Health secretary Frank Dobson has been urged to intervene to stop high street lawyers taking over the legal service of the Association of Community Health Councils of England and Wales.

CHCs fear they will lose access to specialist advice and that commercial law firms want to acquire the service as a 'loss leader' to gain access to lucrative medical litigation.

The NHS Executive has received 27 applications to provide the service, all but one from private firms of solicitors. The non-commercial bid is from ACHCEW, which has run the service under an agreement with the NHS Executive since September 1996.

The service was put out to competitive tender in November without consulting ACHCEW, which had already sought an extension under the review provisions of the existing agreement.

Steve Joliffe, section head of the NHS Executive quality and consumers branch, explained to ACHCEW director Toby Harris that consultation 'seemed unnecessary' because the service was not being changed.

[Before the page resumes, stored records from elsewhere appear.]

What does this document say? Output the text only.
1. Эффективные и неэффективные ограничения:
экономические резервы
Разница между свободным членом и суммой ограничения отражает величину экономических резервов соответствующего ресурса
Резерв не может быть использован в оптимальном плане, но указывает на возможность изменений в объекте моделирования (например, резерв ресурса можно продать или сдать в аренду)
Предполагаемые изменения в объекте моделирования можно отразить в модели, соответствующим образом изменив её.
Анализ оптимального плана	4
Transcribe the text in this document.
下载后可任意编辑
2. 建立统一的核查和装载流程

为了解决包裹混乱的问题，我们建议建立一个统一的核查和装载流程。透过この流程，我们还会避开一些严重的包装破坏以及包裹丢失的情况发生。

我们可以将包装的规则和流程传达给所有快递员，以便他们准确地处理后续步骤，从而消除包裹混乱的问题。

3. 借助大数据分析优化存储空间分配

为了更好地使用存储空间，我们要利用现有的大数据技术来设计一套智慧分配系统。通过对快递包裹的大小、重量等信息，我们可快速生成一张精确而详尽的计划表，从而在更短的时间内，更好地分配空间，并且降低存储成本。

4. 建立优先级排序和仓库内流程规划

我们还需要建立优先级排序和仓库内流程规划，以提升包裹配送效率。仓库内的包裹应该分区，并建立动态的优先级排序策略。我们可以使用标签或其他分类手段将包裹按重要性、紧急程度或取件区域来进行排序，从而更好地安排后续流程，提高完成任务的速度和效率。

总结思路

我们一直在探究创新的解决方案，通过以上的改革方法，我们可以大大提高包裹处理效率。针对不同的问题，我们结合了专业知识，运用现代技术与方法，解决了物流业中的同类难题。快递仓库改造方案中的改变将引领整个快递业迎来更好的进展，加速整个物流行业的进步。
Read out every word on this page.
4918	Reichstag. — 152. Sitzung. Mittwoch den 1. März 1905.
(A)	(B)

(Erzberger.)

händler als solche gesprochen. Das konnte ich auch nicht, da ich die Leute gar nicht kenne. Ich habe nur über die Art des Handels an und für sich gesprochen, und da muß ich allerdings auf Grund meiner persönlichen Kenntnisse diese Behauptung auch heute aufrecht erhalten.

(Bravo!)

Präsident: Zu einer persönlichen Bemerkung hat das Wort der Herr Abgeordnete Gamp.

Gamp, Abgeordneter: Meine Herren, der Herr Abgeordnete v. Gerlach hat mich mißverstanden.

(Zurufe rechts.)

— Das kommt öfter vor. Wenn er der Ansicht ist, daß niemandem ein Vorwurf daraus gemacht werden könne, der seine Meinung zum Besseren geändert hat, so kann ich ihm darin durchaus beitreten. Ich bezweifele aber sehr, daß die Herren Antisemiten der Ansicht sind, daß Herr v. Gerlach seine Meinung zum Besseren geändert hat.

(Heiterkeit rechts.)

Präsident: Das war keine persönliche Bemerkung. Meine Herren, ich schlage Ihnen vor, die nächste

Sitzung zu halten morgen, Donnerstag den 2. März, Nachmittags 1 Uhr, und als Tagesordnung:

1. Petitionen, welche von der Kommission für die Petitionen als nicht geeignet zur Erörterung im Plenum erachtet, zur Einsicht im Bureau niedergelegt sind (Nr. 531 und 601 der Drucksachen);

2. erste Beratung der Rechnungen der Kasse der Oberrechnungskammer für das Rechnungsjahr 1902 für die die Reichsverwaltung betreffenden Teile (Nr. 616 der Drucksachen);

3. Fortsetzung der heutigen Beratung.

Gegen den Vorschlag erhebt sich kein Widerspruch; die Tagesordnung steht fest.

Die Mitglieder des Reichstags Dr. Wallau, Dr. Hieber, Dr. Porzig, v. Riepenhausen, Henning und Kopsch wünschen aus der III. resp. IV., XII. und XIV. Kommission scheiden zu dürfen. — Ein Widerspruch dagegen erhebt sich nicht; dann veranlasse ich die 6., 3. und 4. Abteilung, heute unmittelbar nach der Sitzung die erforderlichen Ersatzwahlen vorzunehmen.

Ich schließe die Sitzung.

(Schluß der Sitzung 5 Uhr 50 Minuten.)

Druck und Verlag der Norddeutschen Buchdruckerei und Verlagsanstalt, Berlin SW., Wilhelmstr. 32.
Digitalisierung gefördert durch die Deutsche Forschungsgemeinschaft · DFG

The legal service has helped CHCs to campaign against local plans to change services. For example, Oxfordshire CHC was able to force the local health authority to meet its legal duty to consult it over plans to move the Radcliffe Infirmary to Headington.

Barnet CHC used the service to mount a judicial review against the local HA and former health secretary Stephen Dorrell over plans to close the accident and emergency department at Edgware Hospital.

Barnet CHC chair Elizabeth Manero has written to Mr Dobson protesting that the tendering exercise is likely to result in the contract going to a private firm. That would 'definitely reduce the accessibility of the service because the CHC will just be one of a large number of clients'.

She added: 'The declared reason for the planned change is an objection by the NHS Executive to the legal officer advising ACHCEW on policy issues. We do not understand this.'

Mr Joliffe told her: 'We have no difficulty with the legal officer advising on legal aspects of policy. (However) ...the post is not intended to be a policy development officer post, too.'

He told the Journal: 'We are not saying that it has been done. It is simply that we wanted to make it clear it was not a policy development post but a legal information and advice position. It is not something I view too seriously.'

Mr Joliffe added that the NHS Executive had a duty to test whether it was getting value for money from the contract.

Tom Fellows, chair of Oxfordshire CHC, believes there is a real danger of commercial law firms making their tender a 'loss leader' to gain access to lucrative medical litigation, because most CHCs are 'pestered' by lawyers looking for such work.

Academic lawyer Eileen Scott, who chairs the North West regional CHC association, says that CHCs are dealing with public law, a specialist legal area not usually practised by commercial solicitors.

'I am not convinced that firms of solicitors, who are by and large conveyancers and drafters of wills, can supply the necessary service,' she said.